— Вот сколько наговорила, — смущенно сказала Ольга и опять опустилась в кресло. — Между прочим, и вы должны к нам в гости приехать. Давайте адрес запишу.
Она записала адрес в протянутый блокнот и вдруг обернулась, услыхав шум раскрывшейся двери. Обернулся и Веденин.
Никодим Николаевич стоял в дверях. Он еще не произнес ни слова, но лицо его выражало такую взволнованность, что Веденин шагнул навстречу:
— С вами что-нибудь случилось?
— Нет... Ничего не случилось... Мне необходимо... Прошу вас, Константин Петрович, уделить мне время для разговора.
...Как только Ольга ушла из мастерской, Никодим Николаевич прошел вперед:
— Вы должны выслушать меня, Константин Петрович! Я прошу об одном — будьте откровенны. Неужели вы думаете, что я способен безучастно смотреть на вашу озабоченность, подавленность?
Никодим Николаевич прервал свои слова, но тотчас снова заговорил, словно боясь услышать отказ:
— Я не забыл, как в свое время вы пришли мне на помощь. Вы стали для меня, Константин Петрович, настоящим другом. Но разве теперь — теперь, когда вам тяжело... Разве я не могу быть таким же другом?.. Скажите же, что происходит с вами, с вашей работой?..
Дальнейшие его слова обогнал звонок. Веденин взглянул на часы: ровно девять.

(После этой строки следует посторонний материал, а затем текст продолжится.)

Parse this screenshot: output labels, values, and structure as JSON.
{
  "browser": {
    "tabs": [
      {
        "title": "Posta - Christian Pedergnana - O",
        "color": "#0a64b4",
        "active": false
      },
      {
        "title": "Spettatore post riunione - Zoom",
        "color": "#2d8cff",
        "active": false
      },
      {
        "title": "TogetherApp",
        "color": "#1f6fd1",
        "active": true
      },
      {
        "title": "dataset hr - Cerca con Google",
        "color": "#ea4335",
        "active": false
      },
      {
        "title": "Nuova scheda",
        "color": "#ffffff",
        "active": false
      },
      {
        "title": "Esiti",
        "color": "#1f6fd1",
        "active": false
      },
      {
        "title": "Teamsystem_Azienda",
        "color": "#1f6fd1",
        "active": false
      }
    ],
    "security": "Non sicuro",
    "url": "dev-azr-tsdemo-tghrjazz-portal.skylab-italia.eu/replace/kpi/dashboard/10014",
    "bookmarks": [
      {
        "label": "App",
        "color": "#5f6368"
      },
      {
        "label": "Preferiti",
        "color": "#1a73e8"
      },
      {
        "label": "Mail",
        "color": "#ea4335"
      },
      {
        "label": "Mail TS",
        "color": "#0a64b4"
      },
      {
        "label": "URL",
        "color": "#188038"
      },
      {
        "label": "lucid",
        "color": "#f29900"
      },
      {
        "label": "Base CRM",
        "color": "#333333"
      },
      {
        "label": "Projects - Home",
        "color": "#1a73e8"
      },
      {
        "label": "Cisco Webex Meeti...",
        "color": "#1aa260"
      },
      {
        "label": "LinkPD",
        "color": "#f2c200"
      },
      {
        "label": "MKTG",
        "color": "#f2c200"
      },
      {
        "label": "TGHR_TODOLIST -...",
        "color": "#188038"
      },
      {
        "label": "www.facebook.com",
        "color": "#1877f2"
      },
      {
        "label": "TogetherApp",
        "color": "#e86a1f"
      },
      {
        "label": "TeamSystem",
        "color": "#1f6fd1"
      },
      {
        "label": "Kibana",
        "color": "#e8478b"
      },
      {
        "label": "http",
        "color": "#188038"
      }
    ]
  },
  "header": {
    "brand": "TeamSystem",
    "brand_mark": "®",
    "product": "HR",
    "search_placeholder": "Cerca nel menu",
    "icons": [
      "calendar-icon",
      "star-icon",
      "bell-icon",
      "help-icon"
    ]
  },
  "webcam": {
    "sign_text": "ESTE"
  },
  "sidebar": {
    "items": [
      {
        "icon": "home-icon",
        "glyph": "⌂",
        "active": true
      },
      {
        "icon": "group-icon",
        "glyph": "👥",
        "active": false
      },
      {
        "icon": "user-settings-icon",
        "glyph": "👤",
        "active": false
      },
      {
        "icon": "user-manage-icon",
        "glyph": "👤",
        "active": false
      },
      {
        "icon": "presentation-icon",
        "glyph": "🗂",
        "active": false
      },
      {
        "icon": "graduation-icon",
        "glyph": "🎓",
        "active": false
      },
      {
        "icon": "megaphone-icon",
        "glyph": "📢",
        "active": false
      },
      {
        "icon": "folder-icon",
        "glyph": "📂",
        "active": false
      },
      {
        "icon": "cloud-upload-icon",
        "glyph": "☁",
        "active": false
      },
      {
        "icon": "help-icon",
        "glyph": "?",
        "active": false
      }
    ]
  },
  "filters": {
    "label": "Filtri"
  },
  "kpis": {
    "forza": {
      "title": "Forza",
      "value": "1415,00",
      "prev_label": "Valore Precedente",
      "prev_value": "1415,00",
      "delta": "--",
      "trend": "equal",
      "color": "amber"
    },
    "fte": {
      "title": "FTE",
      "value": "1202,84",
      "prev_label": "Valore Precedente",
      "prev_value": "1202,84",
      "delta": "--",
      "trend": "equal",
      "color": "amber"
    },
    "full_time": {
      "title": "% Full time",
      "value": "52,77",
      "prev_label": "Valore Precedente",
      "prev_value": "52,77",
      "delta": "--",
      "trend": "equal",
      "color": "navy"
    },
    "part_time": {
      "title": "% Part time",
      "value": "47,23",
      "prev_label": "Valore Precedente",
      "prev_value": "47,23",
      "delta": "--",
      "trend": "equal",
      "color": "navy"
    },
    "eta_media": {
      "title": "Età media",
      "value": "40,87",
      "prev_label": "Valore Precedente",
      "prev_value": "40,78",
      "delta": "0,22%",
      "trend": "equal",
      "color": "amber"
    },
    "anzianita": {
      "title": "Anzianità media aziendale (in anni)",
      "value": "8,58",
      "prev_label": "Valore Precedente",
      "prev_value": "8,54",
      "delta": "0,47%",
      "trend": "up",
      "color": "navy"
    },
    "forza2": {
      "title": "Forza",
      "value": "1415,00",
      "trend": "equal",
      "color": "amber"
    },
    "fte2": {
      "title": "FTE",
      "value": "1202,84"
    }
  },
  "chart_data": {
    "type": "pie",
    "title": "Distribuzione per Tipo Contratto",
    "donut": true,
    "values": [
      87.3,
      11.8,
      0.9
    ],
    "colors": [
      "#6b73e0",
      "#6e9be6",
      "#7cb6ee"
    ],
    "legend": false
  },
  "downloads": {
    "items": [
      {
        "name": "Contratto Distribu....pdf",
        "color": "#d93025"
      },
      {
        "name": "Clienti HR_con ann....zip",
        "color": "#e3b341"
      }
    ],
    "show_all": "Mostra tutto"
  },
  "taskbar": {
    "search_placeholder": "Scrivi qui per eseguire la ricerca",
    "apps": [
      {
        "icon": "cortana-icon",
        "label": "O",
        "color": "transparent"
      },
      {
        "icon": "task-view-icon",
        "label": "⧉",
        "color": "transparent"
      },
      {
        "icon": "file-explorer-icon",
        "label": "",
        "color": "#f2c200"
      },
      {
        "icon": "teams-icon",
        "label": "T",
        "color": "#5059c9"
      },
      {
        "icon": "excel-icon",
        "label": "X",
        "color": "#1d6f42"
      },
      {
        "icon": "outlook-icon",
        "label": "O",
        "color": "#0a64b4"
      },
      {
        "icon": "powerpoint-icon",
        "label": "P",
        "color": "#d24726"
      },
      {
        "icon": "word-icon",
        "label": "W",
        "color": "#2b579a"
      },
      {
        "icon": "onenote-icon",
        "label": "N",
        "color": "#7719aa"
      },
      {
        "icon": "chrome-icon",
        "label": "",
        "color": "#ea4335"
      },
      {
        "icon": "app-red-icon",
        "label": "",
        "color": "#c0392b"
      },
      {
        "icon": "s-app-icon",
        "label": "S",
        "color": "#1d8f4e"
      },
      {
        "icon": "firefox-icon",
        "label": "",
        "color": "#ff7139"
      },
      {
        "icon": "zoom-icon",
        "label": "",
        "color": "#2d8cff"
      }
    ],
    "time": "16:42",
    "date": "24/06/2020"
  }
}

— Хорошо, Никодим Николаевич. Сейчас я все скажу!..
...Утомленная хлопотами, Маша сладко спала, уткнувшись лицом в кухонный стол. Она не услыхала, как позвонил Рогов. Немного подождав, он снова позвонил. Послышались легкие шаги. Зоя отворила дверь и чуть смущенно отступила назад.
— С добрым утром, — сказал Рогов. — Надеюсь, на этот раз Константин Петрович никуда не уехал?
— Однако вы злопамятный, — улыбнулась Зоя. — Входите.
Он вошел, поднялся в мастерскую, и не успела за за ним закрыться дверь, как Зоя услыхала:
— Так ка́к же, Константин Петрович? Какое приняли решение?
Все, что произошло дальше, для Никодима Николаевича было неожиданным. Мог ли он думать, что его разговор с Ведениным прервет тот коренастый человек, которого видел мельком на даче? И мог ли предполагать, что при виде этого человека лицо Веденина озарится не только волнением — жгучей решимостью?
— Здравствуйте, Михаил Степанович. Я вас ждал. Но прежде чем ответить...
Веденин замолк, но тут же заставил себя закончить фразу:
— Прежде хочу показать одну работу... Показать и услышать ваше мнение.
— Охотно посмотрю, Константин Петрович.
И снова для Никодима Николаевича (он незаметно отошел в глубину мастерской) было неожиданным то, что произошло дальше.
Быстрыми, даже стремительными шагами Веденин пересек мастерскую, подошел к мольберту, стоявшему в углу, и резким движением выдвинул на середину, холстом к окну.
— Вот полотно, которое я написал для выставки «Индустрия социализма». Оно не закончено. Но не в этом суть!
И обнажил полотно.
Три человека скрестили на нем свои взгляды. Никодим Николаевич, продолжавший стоять в глубине мастерской. Веденин — в жесте его руки сохранилось порывистое движение. И Рогов — он стоял наклонившись вперед, обеими руками опершись о край стола.
— Разрешите быть откровенным? — спросил наконец Рогов.
— Да, только так!
— Ваша картина, Константин Петрович... Возможно, на чей-нибудь вкус она и яркая и красивая... Мне не по душе!
Никодим Николаевич вздрогнул. Для него, дорожившего каждой новой работой Веденина, каждый раз переживавшего все этапы ее зарождения, создания, эта оценка показалась грубой и оскорбительной. Конечно, можно критически подойти... Никодим Николаевич и сам не был доволен многочисленными переделками... Но допустимо ли так резко говорить о картине, которая еще на мольберте, которую художник еще не отделил от себя?
Медленно обогнув стол, сделав два шага вперед, Рогов еще раз оглядел полотно и повторил:
— Нет, Константин Петрович, не по душе!.. Вот я смотрю и думаю: что же вы изобразили?.. Сталелитейный цех? Понимаю. Сталь идет из печи? Понимаю... Однако у меня такое впечатление, будто вы этот цех увидели посторонними глазами. Шли мимо цеха и заглянули мимоходом...
Веденин резко обернулся. Рогов понял это как протест:
— Еще раз прошу извинить за откровенность. Я ведь не сомневаюсь, что вы провели самую серьезную подготовку. И прошу не думать, что возражаю против содержания картины... Но в том-то и беда — написана она снаружи, не изнутри!